Ductile fracture is a mode of material failure characterized by significant plastic deformation before the material ultimately breaks. It is typically a slow and progressive process, giving warning signs before complete failure, making it more desirable in engineering applications compared to brittle fracture.
Noticeable necking in tensile specimens before rupture.
Formation of microvoids that grow, link, and eventually coalesce into a crack.
High energy absorption prior to failure.
Fracture surfaces show a dimpled appearance under a scanning electron microscope (SEM).
Occurs in materials like low-carbon steel, aluminum, copper, and other ductile metals.
Ductile fracture occurs in three distinct stages:
1. Void Nucleation
Microscopic cavities or voids form at inclusions, second-phase particles, or grain boundaries.
Typically initiated at regions of stress concentration like non-metallic inclusions or impurity particles.
2. Void Growth
Under continued loading, these voids grow as plastic deformation increases.
Material around the voids stretches and becomes thinner, causing them to grow larger.
Nearby voids start to interact and link up.
3. Void Coalescence and Crack Propagation
The growing voids begin to coalesce, forming a crack.
The crack propagates through the material, primarily along the regions of linked voids.
The final rupture typically involves a shear lip and a cup-and-cone fracture surface in tensile specimens.
Cup-and-cone fracture:
Central region: cup-shaped, formed by void coalescence.
Outer region: cone-shaped, formed by shear deformation.
Dimples on the fracture surface (seen under SEM) are evidence of void growth and coalescence.

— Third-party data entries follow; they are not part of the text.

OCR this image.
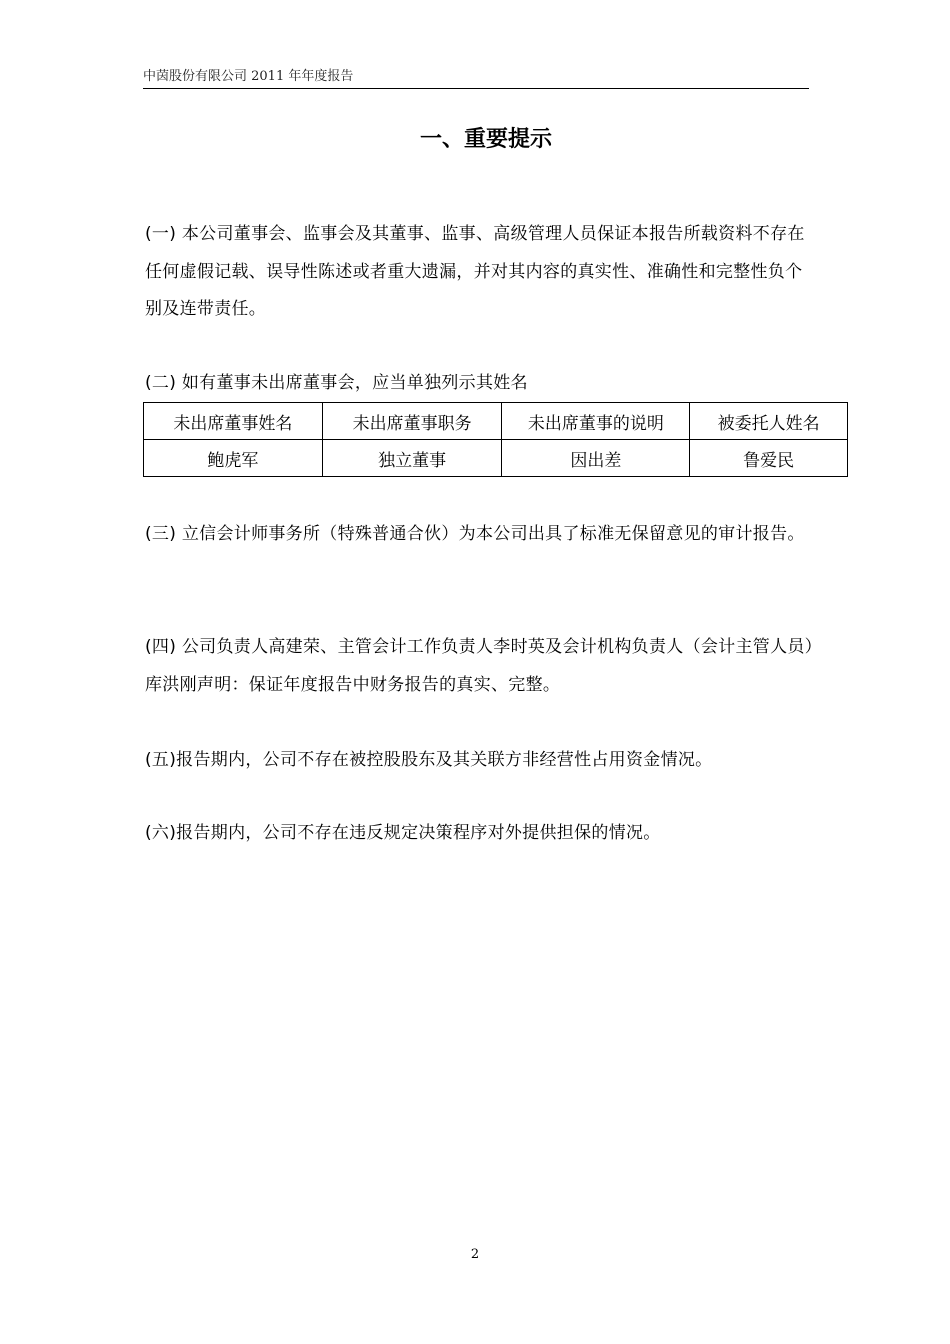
中茵股份有限公司 2011 年年度报告
一、重要提示

(一) 本公司董事会、监事会及其董事、监事、高级管理人员保证本报告所载资料不存在任何虚假记载、误导性陈述或者重大遗漏，并对其内容的真实性、准确性和完整性负个别及连带责任。

(二) 如有董事未出席董事会，应当单独列示其姓名

未出席董事姓名	未出席董事职务	未出席董事的说明	被委托人姓名
鲍虎军	独立董事	因出差	鲁爱民

(三) 立信会计师事务所（特殊普通合伙）为本公司出具了标准无保留意见的审计报告。

(四) 公司负责人高建荣、主管会计工作负责人李时英及会计机构负责人（会计主管人员）库洪刚声明：保证年度报告中财务报告的真实、完整。

(五)报告期内，公司不存在被控股股东及其关联方非经营性占用资金情况。

(六)报告期内，公司不存在违反规定决策程序对外提供担保的情况。

2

The size and shape of dimples can provide insight into loading conditions and fracture mechanisms.
In a stress-strain curve, ductile fracture is indicated by:
A long plastic region after the yield point.

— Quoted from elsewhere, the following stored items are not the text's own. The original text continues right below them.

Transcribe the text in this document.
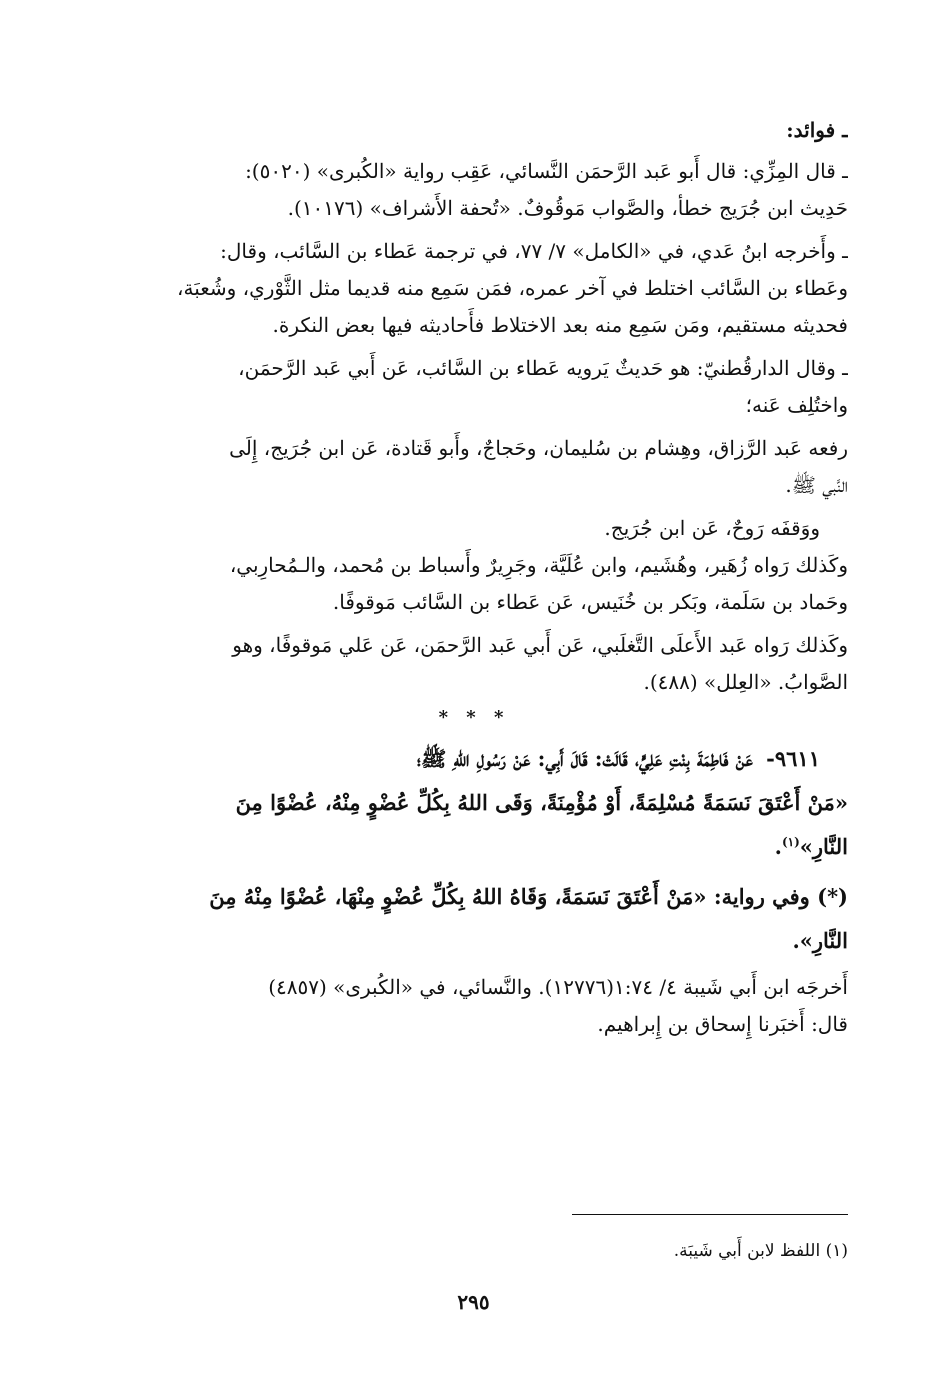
ـ فوائد:
ـ قال المِزِّي: قال أَبو عَبد الرَّحمَن النَّسائي، عَقِب رواية «الكُبرى» (٥٠٢٠):
حَدِيث ابن جُرَيج خطأ، والصَّواب مَوقُوفٌ. «تُحفة الأَشراف» (١٠١٧٦).
ـ وأَخرجه ابنُ عَدي، في «الكامل» ٧/ ٧٧، في ترجمة عَطاء بن السَّائب، وقال:
وعَطاء بن السَّائب اختلط في آخر عمره، فمَن سَمِع منه قديما مثل الثَّوْري، وشُعبَة،
فحديثه مستقيم، ومَن سَمِع منه بعد الاختلاط فأَحاديثه فيها بعض النكرة.
ـ وقال الدارقُطنيّ: هو حَديثٌ يَرويه عَطاء بن السَّائب، عَن أَبي عَبد الرَّحمَن،
واختُلِف عَنه؛
رفعه عَبد الرَّزاق، وهِشام بن سُليمان، وحَجاجٌ، وأَبو قَتادة، عَن ابن جُرَيج، إِلَى
النَّبي ﷺ.
ووَقفَه رَوحٌ، عَن ابن جُرَيج.
وكَذلك رَواه زُهَير، وهُشَيم، وابن عُلَيَّة، وجَرِيرٌ وأَسباط بن مُحمد، والـمُحارِبي،
وحَماد بن سَلَمة، وبَكر بن خُنَيس، عَن عَطاء بن السَّائب مَوقوفًا.
وكَذلك رَواه عَبد الأَعلَى التَّغلَبي، عَن أَبي عَبد الرَّحمَن، عَن عَلي مَوقوفًا، وهو
الصَّوابُ. «العِلل» (٤٨٨).
* * *
٩٦١١- عَنْ فَاطِمَةَ بِنْتِ عَلِيٍّ، قَالَتْ: قَالَ أَبِي: عَنْ رَسُولِ اللهِ ﷺ؛
«مَنْ أَعْتَقَ نَسَمَةً مُسْلِمَةً، أَوْ مُؤْمِنَةً، وَقَى اللهُ بِكُلِّ عُضْوٍ مِنْهُ، عُضْوًا مِنَ
النَّارِ»$^{(١)}$.
(*) وفي رواية: «مَنْ أَعْتَقَ نَسَمَةً، وَقَاهُ اللهُ بِكُلِّ عُضْوٍ مِنْهَا، عُضْوًا مِنْهُ مِنَ
النَّارِ».
أَخرجَه ابن أَبي شَيبة ٤/ ١:٧٤(١٢٧٧٦). والنَّسائي، في «الكُبرى» (٤٨٥٧)
قال: أَخبَرنا إِسحاق بن إِبراهيم.
(١) اللفظ لابن أَبي شَيبَة.
٢٩٥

Necking near the fracture point.
The ultimate tensile strength (UTS) is followed by localized reduction in area before final failure.
Metals and alloys with high toughness and moderate to high ductility:
Mild steel
Aluminum and its alloys
Copper
Nickel
Titanium (depending on temperature and processing)
Temperature: Lower temperatures can reduce ductility, promoting brittle behavior.
Strain rate: Higher strain rates may reduce ductility.
Material purity: Impurities or inclusions promote void nucleation, influencing fracture behavior.
Microstructure: Grain size, phase distribution, and heat treatment all affect fracture mode.
Triaxial stress state: Increases void nucleation and growth, affecting ductile fracture progression.
Predictable and gradual: Gives visible warning before failure.
High energy absorption: Prevents sudden collapse, useful in structural applications.
Toughness: Ductile materials can deform to absorb impact without breaking.